The PaR model being introduced distributes the total cost of Kymriah over three separate instalments, with each payment linked to outcomes, as monitored by the mandatory patient registry:
- The first amount represents 20% of the total cost and is paid 45 days after infusion, assuming the patient remains alive
- The second instalment, at 40% of the total cost, occurs 6-months post-infusion if the patient remains alive and progression free
- The final payment, for the remaining 40%, is due 12-months post-infusion assuming no disease progression or death
If a patient declines at any point in these first 12 months, hospitals are under no obligation to pay any remaining instalments.
This new PaR model comes as an evolution of the payment by results (PrB) system that has been used in Italy for many years. There are however some key differences between the two models. Firstly, in the PbR model the manufacture is paid the total cost of the therapy upfront. Then if the patient dies or experiences disease progression, manufacturers must provide a partial or full rebate to the payer. This makes it very challenging for the manufacturer to recognise revenue for sales in the Italian market. It can also create an administrative burden for both the manufacturer and health authority when ensuring the full amount is being returned and to the appropriate region.

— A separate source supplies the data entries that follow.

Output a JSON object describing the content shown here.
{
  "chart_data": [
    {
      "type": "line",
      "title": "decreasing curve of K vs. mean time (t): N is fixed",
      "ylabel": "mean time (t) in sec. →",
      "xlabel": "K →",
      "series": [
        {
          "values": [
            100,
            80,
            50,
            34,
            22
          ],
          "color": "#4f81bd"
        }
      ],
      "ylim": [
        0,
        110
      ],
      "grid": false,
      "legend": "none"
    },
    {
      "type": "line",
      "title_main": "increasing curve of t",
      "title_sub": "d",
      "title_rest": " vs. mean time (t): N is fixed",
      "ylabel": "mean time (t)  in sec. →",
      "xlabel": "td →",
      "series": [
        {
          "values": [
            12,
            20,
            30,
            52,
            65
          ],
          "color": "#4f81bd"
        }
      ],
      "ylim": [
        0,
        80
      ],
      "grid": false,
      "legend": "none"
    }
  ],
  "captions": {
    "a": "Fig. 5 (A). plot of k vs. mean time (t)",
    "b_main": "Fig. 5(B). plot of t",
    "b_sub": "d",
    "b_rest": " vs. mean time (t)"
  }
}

For PaR, there is no claw back mechanism in place. Once an instalment has been paid, the health authority cannot claim it back regardless of the patient’s future outcome. This provides manufacturers with a more reliable source of revenue and greater certainty for payers given they do not have to continue with the instalments if the patient declines. Furthermore, the impact on health budgets is reduced as the overall cost of the therapy is more affordable for health authorities. This is because payments are spread over a longer period of time and there is a possibility of a lower total amount being paid, depending on patient outcomes.

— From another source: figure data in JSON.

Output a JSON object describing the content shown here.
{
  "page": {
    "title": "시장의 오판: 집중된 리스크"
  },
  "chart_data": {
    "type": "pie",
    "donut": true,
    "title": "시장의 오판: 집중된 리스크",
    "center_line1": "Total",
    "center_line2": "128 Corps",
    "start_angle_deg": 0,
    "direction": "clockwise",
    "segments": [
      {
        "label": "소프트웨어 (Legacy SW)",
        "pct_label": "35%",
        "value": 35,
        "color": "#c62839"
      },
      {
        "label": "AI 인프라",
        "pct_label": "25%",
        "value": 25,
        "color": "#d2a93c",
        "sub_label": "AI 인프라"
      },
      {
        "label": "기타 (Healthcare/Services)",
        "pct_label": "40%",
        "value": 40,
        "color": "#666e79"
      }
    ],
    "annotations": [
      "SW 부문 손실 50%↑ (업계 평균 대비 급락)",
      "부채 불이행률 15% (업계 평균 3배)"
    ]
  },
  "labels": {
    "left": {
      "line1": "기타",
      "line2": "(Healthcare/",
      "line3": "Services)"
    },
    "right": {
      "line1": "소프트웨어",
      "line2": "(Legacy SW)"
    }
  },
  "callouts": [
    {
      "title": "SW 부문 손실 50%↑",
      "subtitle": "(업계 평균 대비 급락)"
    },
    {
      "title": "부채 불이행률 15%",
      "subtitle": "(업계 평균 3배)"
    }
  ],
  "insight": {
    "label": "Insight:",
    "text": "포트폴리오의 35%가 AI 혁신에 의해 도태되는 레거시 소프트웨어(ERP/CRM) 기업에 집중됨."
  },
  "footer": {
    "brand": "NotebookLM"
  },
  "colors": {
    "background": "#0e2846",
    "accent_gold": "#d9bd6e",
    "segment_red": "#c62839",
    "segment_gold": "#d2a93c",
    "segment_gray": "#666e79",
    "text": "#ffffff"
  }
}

While there are clear advantages of PaR, whether or not the framework will be successful remains to be seen, with an 18-month contract being negotiated between Novartis and AIFA. Given that contracts with AIFA typically last for 2-years, this shorter agreement could indicate the health authority’s uncertainty around the new framework, the therapy, or both.
This is just one example of new payment models being explored in Europe, another is Bluebird Bio’s suggestion of a 5-year milestone payment method for its recently EMA approved Zynteglo for beta thalassaemia. With the anticipated increase in CGT approvals, payers will likely learn and continue to adapt with each therapy reviewed. They may become more flexible in the models they employ, and so prospective CGT manufacturers would be advised to track and analyse the opportunity this provides to their own assets.